«Вы видите здесь величайшее несчастье, постигшее нас в этом столетии», — сказал мой спутник, православный русский отнюдь не радикальных взглядов. «До тех пор, до этого союза, мы, при всей нашей хвастливости, все же испытывали перед Европой некоторое стыд за наше варварское и позорное правление. Но с тех пор как самые видные люди и корпорации просвещеннейшей республики начали простираться ниц перед нами, деспотизм кнута получил благословение Европы и отбросил всякий стыд».
«Но французы ссудили вам за это восемь миллиардов», — возразил я.
«Часть которых ушла бог весть в чьи карманы; другая поддерживает нашу полицию в борьбе против нас самих, а остальное было закопано в никчемную железную дорогу, в то время как мы, чтобы выплачивать проценты, должны отнимать у нашего крестьянина лошадь от плуга, а у коровы стойло, пока не настанет конец всему, ибо судебному приставу больше нечего будет брать».
«Иезуитский фокус», — сказал я. «Этим союзом вы обязаны дипломатии Рамполлы».
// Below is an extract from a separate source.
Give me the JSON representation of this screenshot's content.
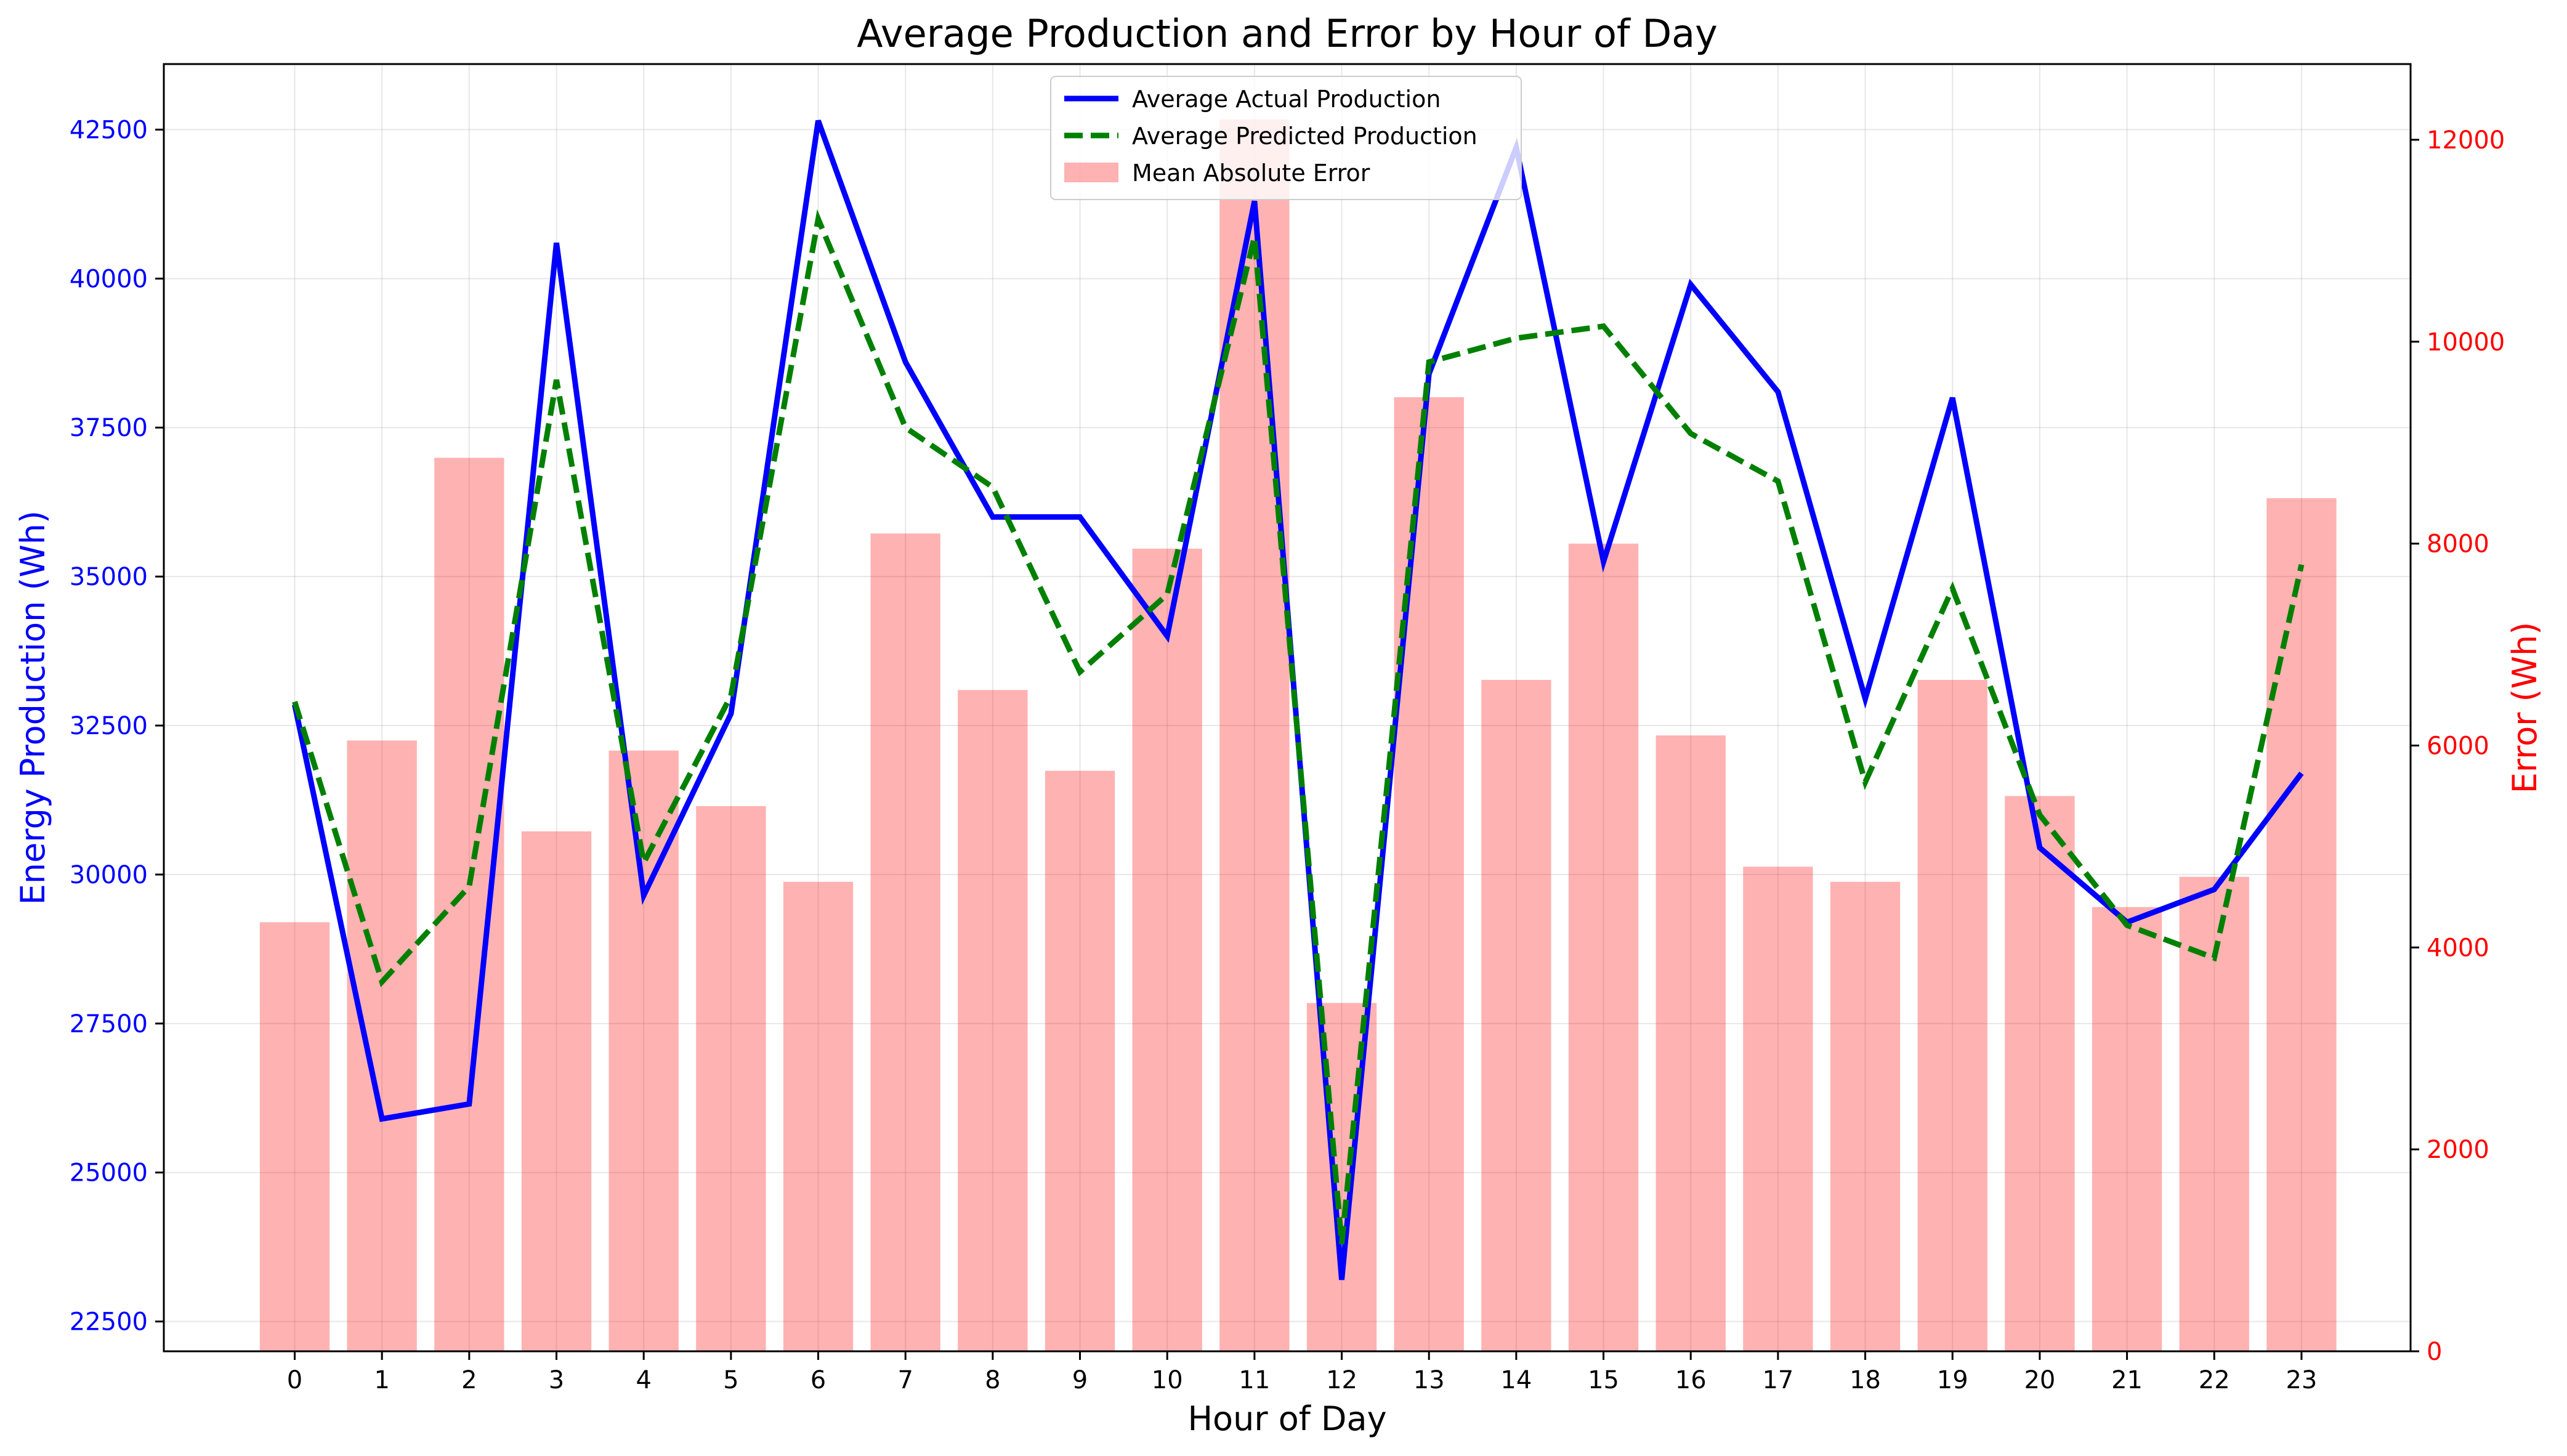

«Меч и кропило», — ответил русский, обведя рукой пространство от военных трофеев до иконостаса. «Они повсюду идут рука об руку, порабощая и грабя народы».
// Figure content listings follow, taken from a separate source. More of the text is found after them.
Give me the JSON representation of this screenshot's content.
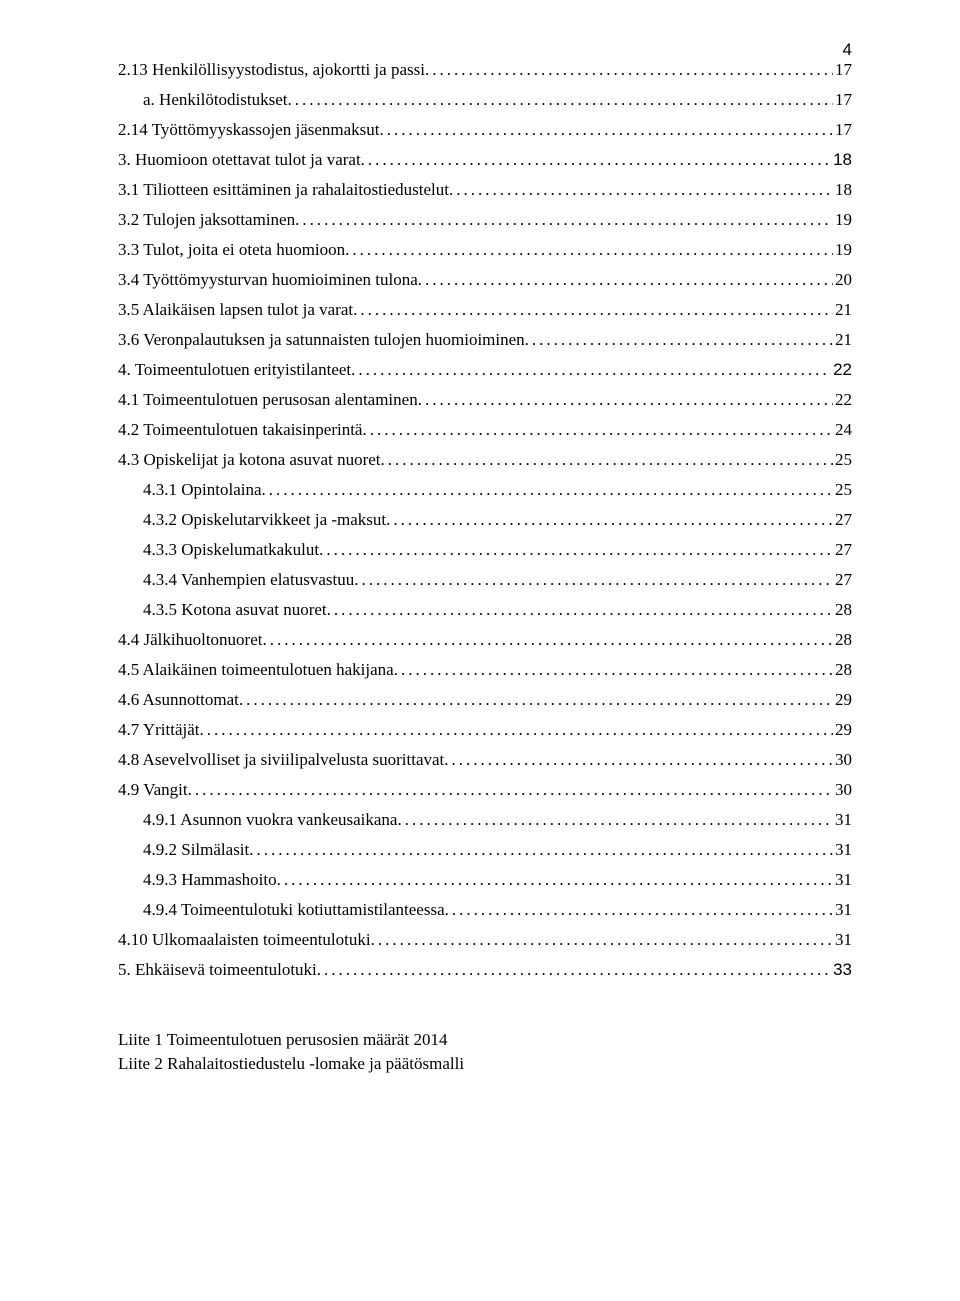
{
  "page_number": "4",
  "toc": [
    {
      "lvl": "a",
      "title": "2.13 Henkilöllisyystodistus, ajokortti ja passi",
      "page": "17",
      "style": "serif"
    },
    {
      "lvl": "b",
      "title": "a. Henkilötodistukset",
      "page": "17",
      "style": "serif"
    },
    {
      "lvl": "a",
      "title": "2.14 Työttömyyskassojen jäsenmaksut",
      "page": "17",
      "style": "serif"
    },
    {
      "lvl": "a",
      "title": "3. Huomioon otettavat tulot ja varat",
      "page": "18",
      "style": "sans-heading"
    },
    {
      "lvl": "a",
      "title": "3.1 Tiliotteen esittäminen ja rahalaitostiedustelut",
      "page": "18",
      "style": "serif"
    },
    {
      "lvl": "a",
      "title": "3.2 Tulojen jaksottaminen",
      "page": "19",
      "style": "serif"
    },
    {
      "lvl": "a",
      "title": "3.3 Tulot, joita ei oteta huomioon",
      "page": "19",
      "style": "serif"
    },
    {
      "lvl": "a",
      "title": "3.4 Työttömyysturvan huomioiminen tulona",
      "page": "20",
      "style": "serif"
    },
    {
      "lvl": "a",
      "title": "3.5 Alaikäisen lapsen tulot ja varat",
      "page": "21",
      "style": "serif"
    },
    {
      "lvl": "a",
      "title": "3.6 Veronpalautuksen ja satunnaisten tulojen huomioiminen",
      "page": "21",
      "style": "serif"
    },
    {
      "lvl": "a",
      "title": "4. Toimeentulotuen erityistilanteet",
      "page": "22",
      "style": "sans-heading"
    },
    {
      "lvl": "a",
      "title": "4.1 Toimeentulotuen perusosan alentaminen",
      "page": "22",
      "style": "serif"
    },
    {
      "lvl": "a",
      "title": "4.2 Toimeentulotuen takaisinperintä",
      "page": "24",
      "style": "serif"
    },
    {
      "lvl": "a",
      "title": "4.3 Opiskelijat ja kotona asuvat nuoret",
      "page": "25",
      "style": "serif"
    },
    {
      "lvl": "b",
      "title": "4.3.1 Opintolaina",
      "page": "25",
      "style": "serif"
    },
    {
      "lvl": "b",
      "title": "4.3.2 Opiskelutarvikkeet ja -maksut",
      "page": "27",
      "style": "serif"
    },
    {
      "lvl": "b",
      "title": "4.3.3 Opiskelumatkakulut",
      "page": "27",
      "style": "serif"
    },
    {
      "lvl": "b",
      "title": "4.3.4 Vanhempien elatusvastuu",
      "page": "27",
      "style": "serif"
    },
    {
      "lvl": "b",
      "title": "4.3.5 Kotona asuvat nuoret",
      "page": "28",
      "style": "serif"
    },
    {
      "lvl": "a",
      "title": "4.4 Jälkihuoltonuoret",
      "page": "28",
      "style": "serif"
    },
    {
      "lvl": "a",
      "title": "4.5 Alaikäinen toimeentulotuen hakijana",
      "page": "28",
      "style": "serif"
    },
    {
      "lvl": "a",
      "title": "4.6 Asunnottomat",
      "page": "29",
      "style": "serif"
    },
    {
      "lvl": "a",
      "title": "4.7 Yrittäjät",
      "page": "29",
      "style": "serif"
    },
    {
      "lvl": "a",
      "title": "4.8 Asevelvolliset ja siviilipalvelusta suorittavat",
      "page": "30",
      "style": "serif"
    },
    {
      "lvl": "a",
      "title": "4.9 Vangit",
      "page": "30",
      "style": "serif"
    },
    {
      "lvl": "b",
      "title": "4.9.1 Asunnon vuokra vankeusaikana",
      "page": "31",
      "style": "serif"
    },
    {
      "lvl": "b",
      "title": "4.9.2 Silmälasit",
      "page": "31",
      "style": "serif"
    },
    {
      "lvl": "b",
      "title": "4.9.3 Hammashoito",
      "page": "31",
      "style": "serif"
    },
    {
      "lvl": "b",
      "title": "4.9.4 Toimeentulotuki kotiuttamistilanteessa",
      "page": "31",
      "style": "serif"
    },
    {
      "lvl": "a",
      "title": "4.10 Ulkomaalaisten toimeentulotuki",
      "page": "31",
      "style": "serif"
    },
    {
      "lvl": "a",
      "title": "5. Ehkäisevä toimeentulotuki",
      "page": "33",
      "style": "sans-heading"
    }
  ],
  "appendices": [
    "Liite 1 Toimeentulotuen perusosien määrät 2014",
    "Liite 2 Rahalaitostiedustelu -lomake ja päätösmalli"
  ]
}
Свинцовое снежное небо угнетающе смотрело на нас, и мы с глубоким содроганием у тюремных решеток Петропавловской крепости поспешили обратно в город. В моем сознании звучали ноты «Марсельезы», а перед глазами стояли почетные дары французской нации, преподнесенные деспоту крепости. Они совсем рядом друг с другом — собор и тюрьма. Тихой ночью сторож французских даров может порой слышать стоны и крики отчаяния бедных душ, которые мечтали о свободе и братстве и расплатились за свои мечты за тяжелыми железными решетками, глубоко под зеркальной гладью Невы, в казематах Петропавловской крепости.
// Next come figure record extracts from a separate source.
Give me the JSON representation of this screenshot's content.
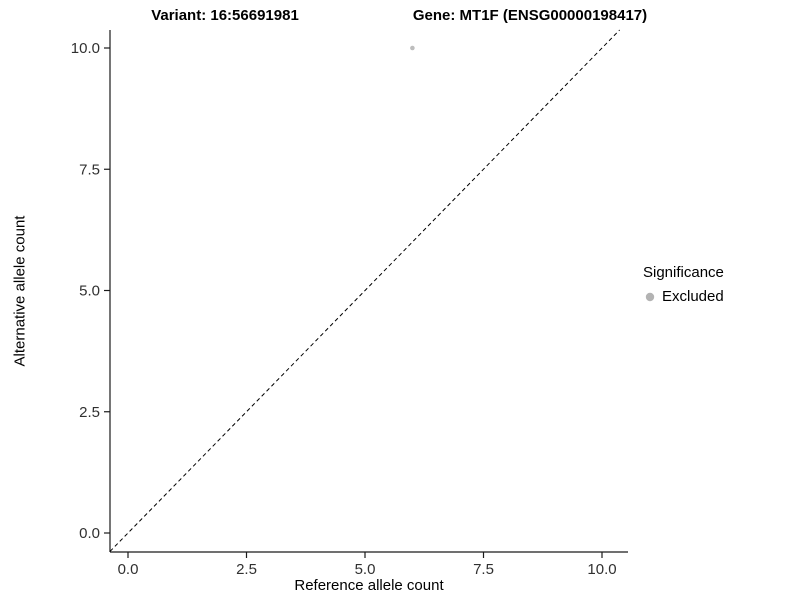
{
  "titles": {
    "variant": "Variant: 16:56691981",
    "gene": "Gene: MT1F (ENSG00000198417)"
  },
  "chart_data": {
    "type": "scatter",
    "title": "Variant: 16:56691981 | Gene: MT1F (ENSG00000198417)",
    "xlabel": "Reference allele count",
    "ylabel": "Alternative allele count",
    "xlim": [
      -0.4,
      10.55
    ],
    "ylim": [
      -0.4,
      10.4
    ],
    "xticks": [
      0,
      2.5,
      5,
      7.5,
      10
    ],
    "xtick_labels": [
      "0.0",
      "2.5",
      "5.0",
      "7.5",
      "10.0"
    ],
    "yticks": [
      0,
      2.5,
      5,
      7.5,
      10
    ],
    "ytick_labels": [
      "0.0",
      "2.5",
      "5.0",
      "7.5",
      "10.0"
    ],
    "grid": false,
    "reference_line": {
      "type": "identity",
      "equation": "y = x",
      "style": "dashed",
      "color": "#000000"
    },
    "points": [
      {
        "x": 6,
        "y": 10,
        "series": "Excluded"
      }
    ],
    "series": [
      {
        "name": "Excluded",
        "color": "#bdbdbd"
      }
    ],
    "legend": {
      "title": "Significance",
      "position": "right",
      "items": [
        {
          "label": "Excluded",
          "color": "#b3b3b3"
        }
      ]
    },
    "style": {
      "axis_color": "#1a1a1a",
      "tick_label_color": "#303030",
      "point_radius": 2.3
    }
  }
}
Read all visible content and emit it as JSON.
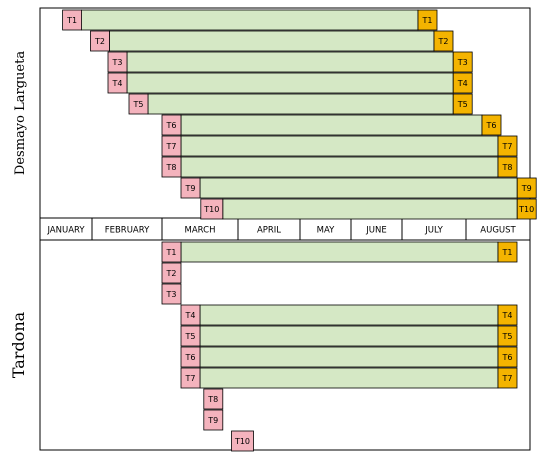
{
  "colors": {
    "start_marker": "#f4b3bd",
    "end_marker": "#f4b400",
    "span_bar": "#d5e8c5",
    "border": "#000000"
  },
  "months": [
    "JANUARY",
    "FEBRUARY",
    "MARCH",
    "APRIL",
    "MAY",
    "JUNE",
    "JULY",
    "AUGUST"
  ],
  "chart_data": {
    "type": "gantt",
    "groups": [
      {
        "label": "Desmayo Largueta",
        "tasks": [
          {
            "name": "T1",
            "start_label": "T1",
            "end_label": "T1",
            "start": "late January",
            "end": "early July"
          },
          {
            "name": "T2",
            "start_label": "T2",
            "end_label": "T2",
            "start": "early February",
            "end": "mid July"
          },
          {
            "name": "T3",
            "start_label": "T3",
            "end_label": "T3",
            "start": "mid February",
            "end": "late July"
          },
          {
            "name": "T4",
            "start_label": "T4",
            "end_label": "T4",
            "start": "mid February",
            "end": "late July"
          },
          {
            "name": "T5",
            "start_label": "T5",
            "end_label": "T5",
            "start": "late February",
            "end": "late July"
          },
          {
            "name": "T6",
            "start_label": "T6",
            "end_label": "T6",
            "start": "early March",
            "end": "early August"
          },
          {
            "name": "T7",
            "start_label": "T7",
            "end_label": "T7",
            "start": "early March",
            "end": "mid August"
          },
          {
            "name": "T8",
            "start_label": "T8",
            "end_label": "T8",
            "start": "early March",
            "end": "mid August"
          },
          {
            "name": "T9",
            "start_label": "T9",
            "end_label": "T9",
            "start": "mid March",
            "end": "late August"
          },
          {
            "name": "T10",
            "start_label": "T10",
            "end_label": "T10",
            "start": "late March",
            "end": "late August"
          }
        ]
      },
      {
        "label": "Tardona",
        "tasks": [
          {
            "name": "T1",
            "start_label": "T1",
            "end_label": "T1",
            "start": "early March",
            "end": "mid August"
          },
          {
            "name": "T2",
            "start_label": "T2",
            "end_label": "",
            "start": "early March",
            "end": null
          },
          {
            "name": "T3",
            "start_label": "T3",
            "end_label": "",
            "start": "early March",
            "end": null
          },
          {
            "name": "T4",
            "start_label": "T4",
            "end_label": "T4",
            "start": "mid March",
            "end": "mid August"
          },
          {
            "name": "T5",
            "start_label": "T5",
            "end_label": "T5",
            "start": "mid March",
            "end": "mid August"
          },
          {
            "name": "T6",
            "start_label": "T6",
            "end_label": "T6",
            "start": "mid March",
            "end": "mid August"
          },
          {
            "name": "T7",
            "start_label": "T7",
            "end_label": "T7",
            "start": "mid March",
            "end": "mid August"
          },
          {
            "name": "T8",
            "start_label": "T8",
            "end_label": "",
            "start": "late March",
            "end": null
          },
          {
            "name": "T9",
            "start_label": "T9",
            "end_label": "",
            "start": "late March",
            "end": null
          },
          {
            "name": "T10",
            "start_label": "T10",
            "end_label": "",
            "start": "early April",
            "end": null
          }
        ]
      }
    ]
  }
}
VI ХУДОЖНИК И ПРОФЕССОР — ИЛЬЯ РЕПИН
Если бы кто-нибудь заявил, что в какой-то европейской столице живет великий художник, почитаемый всей нацией как ее величайший мастер, но при этом совершенно незнакомый по имени широкой европейской публике, мы бы недоверчиво покачали головами, ибо такое явление невозможно в нашу эпоху железных дорог и типографской краски. И тем не менее это утверждение было бы буквальной правдой. В городе с миллионным населением живет такой великий художник, признанный миллионами, однако из его работ даже искусствоведы за пределами России видели от силы одну-две. Чтобы сделать это еще более непостижимым, следует отметить, что этот художник стяжал славу на родине вовсе не пару лет назад, а создает шедевр за шедевром уже более тридцати лет; поистине, его первая картина на Всемирной выставке в Вене в 1873 году была единодушно признана сенсационной. И тем не менее имя мастера давно забыто по нашу сторону Вислы; возможно, потому, что никому не было выгодно рекламировать его и тем самым создавать конкуренцию другим, но скорее потому, что Россия представляет собой отдельный мир и изолирует себя от остальной Европы с почти варварской дерзостью.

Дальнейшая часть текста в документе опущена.